This isn’t Victorian Britain.
Is anybody drawing wages from the taxpayers actually doing any work?
What is blatantly obvious is that the FCA is severely WEF infiltrated because this sexism bollox is straight up ESG nonsense.
Can’t we have some tractor figures just to complete the picture, oh and one of those five year plan thingies.
FCA – sack the bleeding lot, we need as a country, to save a few bob.
Whoever are theb 8 who down voted this? Have they no understanding of the purpose of the FCA and its serious failings.
The FCA is funded by the firms it regulates. Just pointing that out.
They have no business increasing the regulatory burden on firms though. It’s already sky high and we have a millionty rules on ESG etc already as the banks and so on need them to meet their ESG box ticking for their ESG ratings, so that they can get clients.
It’s a giant circle w@nk.
Thanks Sophie. I spent 17 years in the financial services industry. My brother has his own company. I know what it’s like.
We’ve already got five year plans in the form of the CCC setting carbon budgets that the government is legally obliged to meet as part of the climate change act. We’ve already got production targets in the form of companies being fined huge amounts if they don’t sell enough EVs or heat pumps.

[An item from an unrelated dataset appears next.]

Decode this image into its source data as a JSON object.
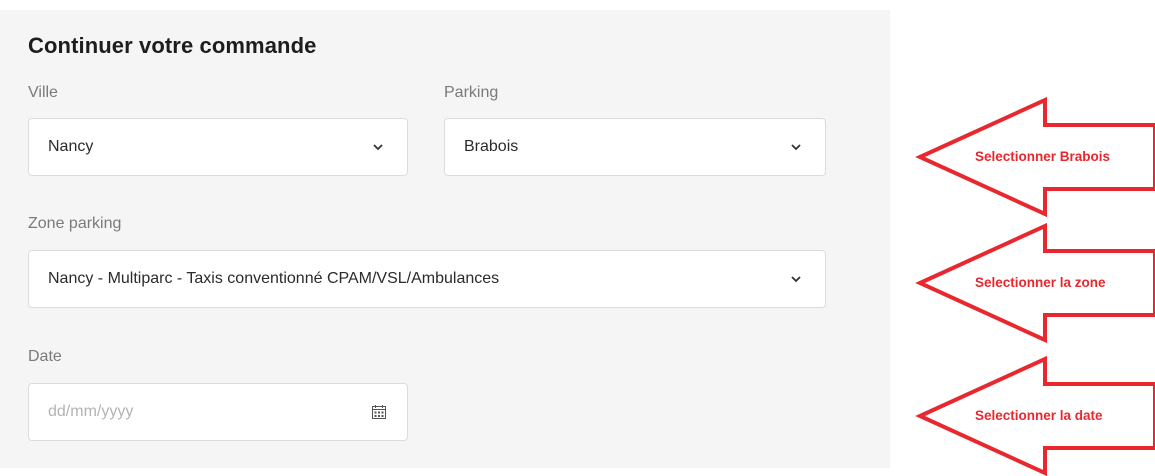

Tractors are so 20th century, aren’t you happy with figures for the amount of renewable capacity installed. Just like Soviet tractors that were crap but counted towards production targets renewables do bugger all half the time but count towards targets for installed capacity.
FCA simple did what Gordon Brown, the Prime Moron who set up the FCA, allowed them to do. As with so much of the financial disaster we have been witnessing for 15 years, Brown’s fingerprints are all over it – witness that we are still printing money as if it had just been invented.
The fruit of much hard work by the FCA’s all-conquering DEI team, no doubt, keen to extend their benign influence over the FCA’s subject companies.
The FCA shouldn’t have any involvement in sexual politics. Too many organisation are getting involved with things irrelevant to their purpose.
The Tories have been promising a ‘bonfire of the quangos’ for decades. Nothing ever happens. The BBC continues to broadcast liberal trash, funded by a poll tax, Channel 4 continues to drive down media standards and the quangocracy grows ever bigger, along with the state. If someone nuked Whitehall a decade ago on the day of the State Opening of Parliament, I reckon the country would have ticked over perfectly well for the last ten years.
That is a lot of creeps.
If the FCA thinks that it has the time and resources to extend its remit then, surprise, surprise, it is clearly severely overstaffed.
Slash its budget by 50% so that its mission creeps back to from whence it came.
Now that’s common sense.
Thia and other wokist activities are the preferred activity of all quangos, NGOs and tax payer fuinded “charities”. Fsr easier than delivering the stated objectives of the organiosation.
Look at the objectives of the FSA / FCA s set in law. These have not been met and not really attempted. I believe the Chancellor has Ministerial responsibility for the FCA and PRA but there is not a cat in hell’s chance he will bring them into line any more than previous chancellors have done.
Gongs all round for having non-binaries on the payroll.
This is really much too defensive. The FCA has no general political mandate. The moment someone publically(!) states that he plans to abuse the FCA budget to police anything but financial conduct, that someone needs to be forcibly shown the door because this is just fraud: Someone being unable to resist the temptation to misuse public funds to feed his hobby horses. He could as well send all the money to some of his buddies in Africa and claim this would be foreign aid and thus, obviously laudable.
What a load of self-interested cobblers from the FCA. Plus ca change.
Should you need another expert (girl…) witness, Toby, pleased to step up. Worked in the City since the 80s.
Happy to be contacted by your team direct.